San Antonio also had to double James on the catch deliberately at various points, if only as a means of keeping him guessing. That pressure was responsible for a few of James' four turnovers for the game, but also activated Miami's offense by freeing up quality shooters for James to find.
It seems safe to say that things might have gone differently had Leonard, Splitter, and Green -- all important defensive players -- been available. Miami might not have shot 58.1 percent from the field (and 42.1 percent from beyond the arc) with those three healthy and in uniform. Bosh might not have seen quite so many open jumpers, as Tim Duncan wouldn't have been so consistently stretched as a help defender. San Antonio would be longer and more athletic in all the places that matter most against Miami, paring down the necessity of double teams and allowing the Spurs to play truer to their defensive principles.
All of that matters a great deal, and completely alters the dynamic between two teams otherwise proven to play one another closely. There's just no way -- narratively or strategically -- around San Antonio's injuries at this point.
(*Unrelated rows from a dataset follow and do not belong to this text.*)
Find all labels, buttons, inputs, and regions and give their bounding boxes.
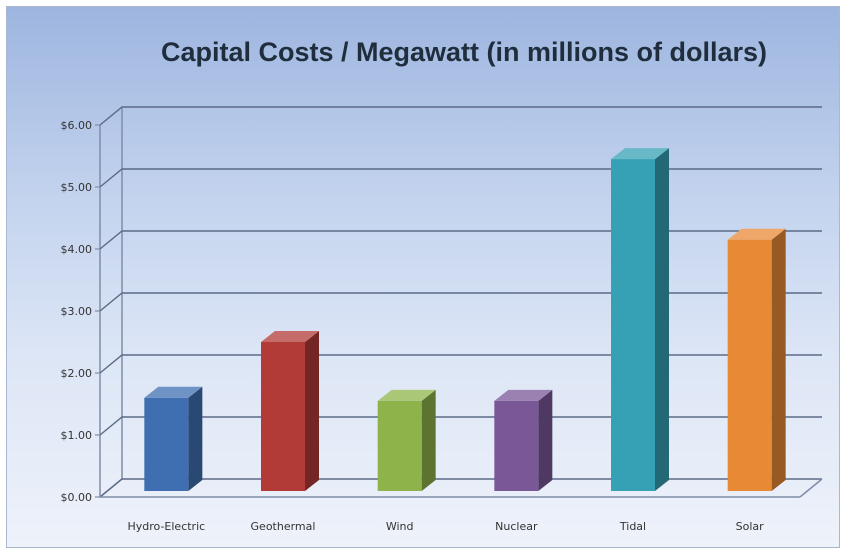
- y-tick-label: $6.00: [61, 119, 93, 132]
- bar-side-face: [421, 389, 436, 491]
- bar-side-face: [538, 389, 553, 491]
- bar-hydro-electric: [144, 386, 203, 491]
- gridline: [99, 106, 822, 126]
- bar-front-face: [144, 397, 189, 491]
- bar-front-face: [377, 400, 422, 491]
- gridline: [99, 416, 822, 436]
- y-tick-label: $1.00: [61, 429, 93, 442]
- y-tick-label: $3.00: [61, 305, 93, 318]
- bar-top-face: [611, 148, 669, 160]
- x-category-label: Solar: [736, 520, 765, 533]
- bar-top-face: [144, 386, 203, 398]
- bar-front-face: [611, 159, 655, 491]
- y-tick-label: $0.00: [61, 491, 93, 504]
- gridline: [99, 354, 822, 374]
- bar-geothermal: [261, 331, 319, 491]
- gridline: [99, 168, 822, 188]
- y-axis-ticks: $0.00 $1.00 $2.00 $3.00 $4.00 $5.00 $6.00: [61, 119, 100, 504]
- y-tick-label: $2.00: [61, 367, 93, 380]
- x-category-label: Wind: [386, 520, 414, 533]
- bar-top-face: [377, 389, 436, 401]
- bar-solar: [727, 228, 786, 491]
- bar-side-face: [188, 386, 203, 491]
- x-category-label: Hydro-Electric: [127, 520, 205, 533]
- bar-front-face: [494, 400, 539, 491]
- bar-front-face: [261, 342, 305, 491]
- gridlines: [99, 106, 823, 498]
- x-category-label: Geothermal: [251, 520, 316, 533]
- bar-front-face: [727, 239, 772, 491]
- bars: [144, 148, 786, 491]
- bar-side-face: [655, 148, 669, 491]
- x-category-label: Tidal: [619, 520, 646, 533]
- bar-side-face: [305, 331, 319, 491]
- gridline: [99, 230, 822, 250]
- bar-side-face: [771, 228, 786, 491]
- bar-top-face: [261, 331, 319, 342]
- x-category-label: Nuclear: [495, 520, 538, 533]
- bar-wind: [377, 389, 436, 491]
- bar-top-face: [727, 228, 786, 240]
- chart-title: Capital Costs / Megawatt (in millions of…: [160, 37, 768, 67]
- y-tick-label: $5.00: [61, 181, 93, 194]
- y-tick-label: $4.00: [61, 243, 93, 256]
- bar-top-face: [494, 389, 553, 401]
- floor-edge-right: [799, 478, 823, 498]
- x-axis-categories: Hydro-Electric Geothermal Wind Nuclear Tidal…: [127, 520, 764, 533]
- gridline: [99, 292, 822, 312]
- bar-tidal: [611, 148, 669, 491]
- gridline: [99, 478, 822, 498]
- bar-nuclear: [494, 389, 553, 491]
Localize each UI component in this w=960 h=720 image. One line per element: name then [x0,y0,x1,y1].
• Dwyane Wade wasn't exactly explosive in his first game played since Jan. 17, but still made helpful contributions to the Heat's winning effort. The careful management of Wade's knees will need to continue through the regular season, it seems, as Miami's second star still expresses concern over his level of recurring soreness. That didn't stop him from doing his part on Sunday though, as Wade took on a reserve role for the first time since 2008 and chipped in eight points, five assists, and three rebounds in 24 minutes. As has often been the case in recent years, most of that production came by way of smart, improvisational reads rather than displays of dominant athleticism. Wade certainly looked a bit stiff, though that was to be expected in returning from his first extended absence of the season. From here, the Heat can afford to take their time; Erik Spoelstra would no doubt prefer all hands on deck to fine-tune some problems in defensive execution, but Miami is privileged with a secure, top-two standing in the East despite its lineup inconsistency. Keeping Wade healthy for the long haul remains the priority of all priorities for the Heat, no matter if he's taking it slow as a reserve or sitting out games entirely.